I was browsing DuckDuckGo, searching various phrases, and I found this article by Dr. Nerdlove titled “How Do I Date When I Have A Disability?“ that I came up with as a related blog post at the end of “5 Times When You Shouldn’t Be Dating”. The original article is helpful, but it didn’t nail why I’ve felt this unique frustration that I have felt this year and the past couple of years. I should be taking a date from dating, but I didn’t know why. I can’t change if I don’t understand the problem. Knowing why helps me challenge anxious or depressing thoughts that come up. Knowing why helps me set boundaries and be mindful of when I need self-care. The article is much longer and has a bunch of helpful gems in it, but for the sake of this blog post, I feel this portion nails how I feel:
“I wonder – and you’ll have to tell me if I’m wrong about this – if part of the problem is that you’re still in the adjustment period. I mean, come on, you just had your life blown apart in a way that’s changed everything for you. Yeah, it’s been three years, but that’s less than a tenth of your life; you had thirty years of living life one way, then suddenly having to change almost everything. That’s not a lot of time to come to terms, to mourn or to build the new systems that work for you. And while I have no doubt that you’re a magnificent badass with the heart of a volcano and the passion of a thousand burning suns in your soul, even Lucifer needed time to say “well…. fuck” after hitting the ground.

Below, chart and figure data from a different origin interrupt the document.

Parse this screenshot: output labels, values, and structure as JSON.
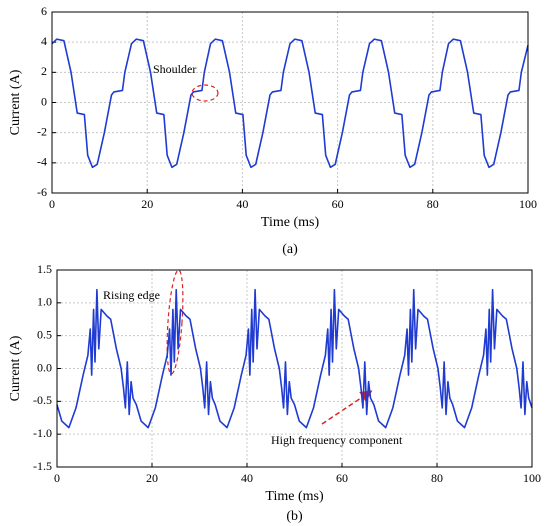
{
  "chart_data": [
    {
      "type": "line",
      "caption": "(a)",
      "xlabel": "Time (ms)",
      "ylabel": "Current (A)",
      "xlim": [
        0,
        100
      ],
      "ylim": [
        -6,
        6
      ],
      "xticks": [
        0,
        20,
        40,
        60,
        80,
        100
      ],
      "yticks": [
        -6,
        -4,
        -2,
        0,
        2,
        4,
        6
      ],
      "grid": true,
      "annotations": [
        "Shoulder"
      ],
      "x": [
        0,
        1,
        2.5,
        4,
        5.3,
        6.8,
        7.5,
        8.5,
        9.5,
        11,
        12.5,
        13,
        14.8,
        15.3,
        16.7,
        17.7,
        19.2,
        20.7,
        22,
        23.5,
        24.2,
        25.2,
        26.2,
        27.7,
        29.2,
        29.7,
        31.5,
        32,
        33.3,
        34.3,
        35.8,
        37.3,
        38.6,
        40.1,
        40.8,
        41.8,
        42.8,
        44.3,
        45.8,
        46.3,
        48.1,
        48.6,
        50,
        51,
        52.5,
        54,
        55.3,
        56.8,
        57.5,
        58.5,
        59.5,
        61,
        62.5,
        63,
        64.8,
        65.3,
        66.7,
        67.7,
        69.2,
        70.7,
        72,
        73.5,
        74.2,
        75.2,
        76.2,
        77.7,
        79.2,
        79.7,
        81.5,
        82,
        83.3,
        84.3,
        85.8,
        87.3,
        88.6,
        90.1,
        90.8,
        91.8,
        92.8,
        94.3,
        95.8,
        96.3,
        98.1,
        98.6,
        100
      ],
      "series": [
        {
          "color": "#1f3bd1",
          "values": [
            3.9,
            4.2,
            4.1,
            2.0,
            -0.7,
            -0.8,
            -3.5,
            -4.3,
            -4.1,
            -2.0,
            0.5,
            0.7,
            0.8,
            2.0,
            3.9,
            4.2,
            4.1,
            2.0,
            -0.7,
            -0.8,
            -3.5,
            -4.3,
            -4.1,
            -2.0,
            0.5,
            0.7,
            0.8,
            2.0,
            3.9,
            4.2,
            4.1,
            2.0,
            -0.7,
            -0.8,
            -3.5,
            -4.3,
            -4.1,
            -2.0,
            0.5,
            0.7,
            0.8,
            2.0,
            3.9,
            4.2,
            4.1,
            2.0,
            -0.7,
            -0.8,
            -3.5,
            -4.3,
            -4.1,
            -2.0,
            0.5,
            0.7,
            0.8,
            2.0,
            3.9,
            4.2,
            4.1,
            2.0,
            -0.7,
            -0.8,
            -3.5,
            -4.3,
            -4.1,
            -2.0,
            0.5,
            0.7,
            0.8,
            2.0,
            3.9,
            4.2,
            4.1,
            2.0,
            -0.7,
            -0.8,
            -3.5,
            -4.3,
            -4.1,
            -2.0,
            0.5,
            0.7,
            0.8,
            2.0,
            3.8
          ]
        }
      ]
    },
    {
      "type": "line",
      "caption": "(b)",
      "xlabel": "Time (ms)",
      "ylabel": "Current (A)",
      "xlim": [
        0,
        100
      ],
      "ylim": [
        -1.5,
        1.5
      ],
      "xticks": [
        0,
        20,
        40,
        60,
        80,
        100
      ],
      "yticks": [
        -1.5,
        {
          "value": -1,
          "label": "-1.0"
        },
        -0.5,
        {
          "value": 0,
          "label": "0.0"
        },
        0.5,
        {
          "value": 1,
          "label": "1.0"
        },
        1.5
      ],
      "grid": true,
      "annotations": [
        "Rising edge",
        "High frequency component"
      ],
      "x": [
        0,
        1,
        2.5,
        4,
        5.5,
        6.5,
        7,
        7.3,
        7.7,
        8,
        8.4,
        8.8,
        9.3,
        10.5,
        11.3,
        12.5,
        13.5,
        14,
        14.4,
        14.8,
        15.2,
        15.6,
        16,
        16.7,
        17.7,
        19.2,
        20.7,
        22.2,
        23.2,
        23.7,
        24,
        24.4,
        24.7,
        25.1,
        25.5,
        26,
        27.2,
        28,
        29.2,
        30.2,
        30.7,
        31.1,
        31.5,
        31.9,
        32.3,
        32.7,
        33.3,
        34.3,
        35.8,
        37.3,
        38.8,
        39.8,
        40.3,
        40.6,
        41,
        41.3,
        41.7,
        42.1,
        42.6,
        43.8,
        44.6,
        45.8,
        46.8,
        47.3,
        47.7,
        48.1,
        48.5,
        48.9,
        49.3,
        50,
        51,
        52.5,
        54,
        55.5,
        56.5,
        57,
        57.3,
        57.7,
        58,
        58.4,
        58.8,
        59.3,
        60.5,
        61.3,
        62.5,
        63.5,
        64,
        64.4,
        64.8,
        65.2,
        65.6,
        66,
        66.7,
        67.7,
        69.2,
        70.7,
        72.2,
        73.2,
        73.7,
        74,
        74.4,
        74.7,
        75.1,
        75.5,
        76,
        77.2,
        78,
        79.2,
        80.2,
        80.7,
        81.1,
        81.5,
        81.9,
        82.3,
        82.7,
        83.3,
        84.3,
        85.8,
        87.3,
        88.8,
        89.8,
        90.3,
        90.6,
        91,
        91.3,
        91.7,
        92.1,
        92.6,
        93.8,
        94.6,
        95.8,
        96.8,
        97.3,
        97.7,
        98.1,
        98.5,
        98.9,
        99.3,
        100
      ],
      "series": [
        {
          "color": "#1f3bd1",
          "values": [
            -0.55,
            -0.8,
            -0.9,
            -0.6,
            -0.1,
            0.2,
            0.6,
            -0.1,
            0.9,
            0.1,
            1.2,
            0.3,
            0.9,
            0.8,
            0.75,
            0.3,
            0,
            -0.3,
            -0.6,
            0.1,
            -0.7,
            -0.2,
            -0.45,
            -0.55,
            -0.8,
            -0.9,
            -0.6,
            -0.1,
            0.2,
            0.6,
            -0.1,
            0.9,
            0.1,
            1.2,
            0.3,
            0.9,
            0.8,
            0.75,
            0.3,
            0,
            -0.3,
            -0.6,
            0.1,
            -0.7,
            -0.2,
            -0.45,
            -0.55,
            -0.8,
            -0.9,
            -0.6,
            -0.1,
            0.2,
            0.6,
            -0.1,
            0.9,
            0.1,
            1.2,
            0.3,
            0.9,
            0.8,
            0.75,
            0.3,
            0,
            -0.3,
            -0.6,
            0.1,
            -0.7,
            -0.2,
            -0.45,
            -0.55,
            -0.8,
            -0.9,
            -0.6,
            -0.1,
            0.2,
            0.6,
            -0.1,
            0.9,
            0.1,
            1.2,
            0.3,
            0.9,
            0.8,
            0.75,
            0.3,
            0,
            -0.3,
            -0.6,
            0.1,
            -0.7,
            -0.2,
            -0.45,
            -0.55,
            -0.8,
            -0.9,
            -0.6,
            -0.1,
            0.2,
            0.6,
            -0.1,
            0.9,
            0.1,
            1.2,
            0.3,
            0.9,
            0.8,
            0.75,
            0.3,
            0,
            -0.3,
            -0.6,
            0.1,
            -0.7,
            -0.2,
            -0.45,
            -0.55,
            -0.8,
            -0.9,
            -0.6,
            -0.1,
            0.2,
            0.6,
            -0.1,
            0.9,
            0.1,
            1.2,
            0.3,
            0.9,
            0.8,
            0.75,
            0.3,
            0,
            -0.3,
            -0.6,
            0.1,
            -0.7,
            -0.2,
            -0.45,
            -0.6
          ]
        }
      ]
    }
  ]
}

So it may be worth looking inward and seeing if you’re still holding yourself to standards – the “good working order” – that are literally impossible any more. Acknowledging your disability doesn’t mean you’re “not in good working order”, it means recognizing that you have a new reality and you need to adapt to it. Being upset at how your life changed and what you’ve had to give up – at least for now – doesn’t mean you’re not fit to share your life with anyone. Acknowledging that you’re lonely and feeling isolated and wanting more doesn’t mean that you’re not fit to date, it means you’re dealing with some shit.
So maybe… be a little easier on yourself for the moment and deal with that shit. Recognize that life is different, your operating rules are different and maybe your definition of “in good working order” needs to adjust as well.
“But it’s been three years!” I hear you cry. “Treatment and therapy hasn’t helped.”
OK… but are you sure that the therapy you’ve been getting is what you need? Is it possible that maybe you don’t have the right therapist? Or, hear me out: is it possible that you’re trying to fit into an able-bodied framework when you simply aren’t abled anymore?”https://www.doctornerdlove.com/how-do-i-date-when-i-have-a-disability/
I’m burned out from dating and need a break. I will feel much safer after winter, and I don’t have to worry about catching covid again.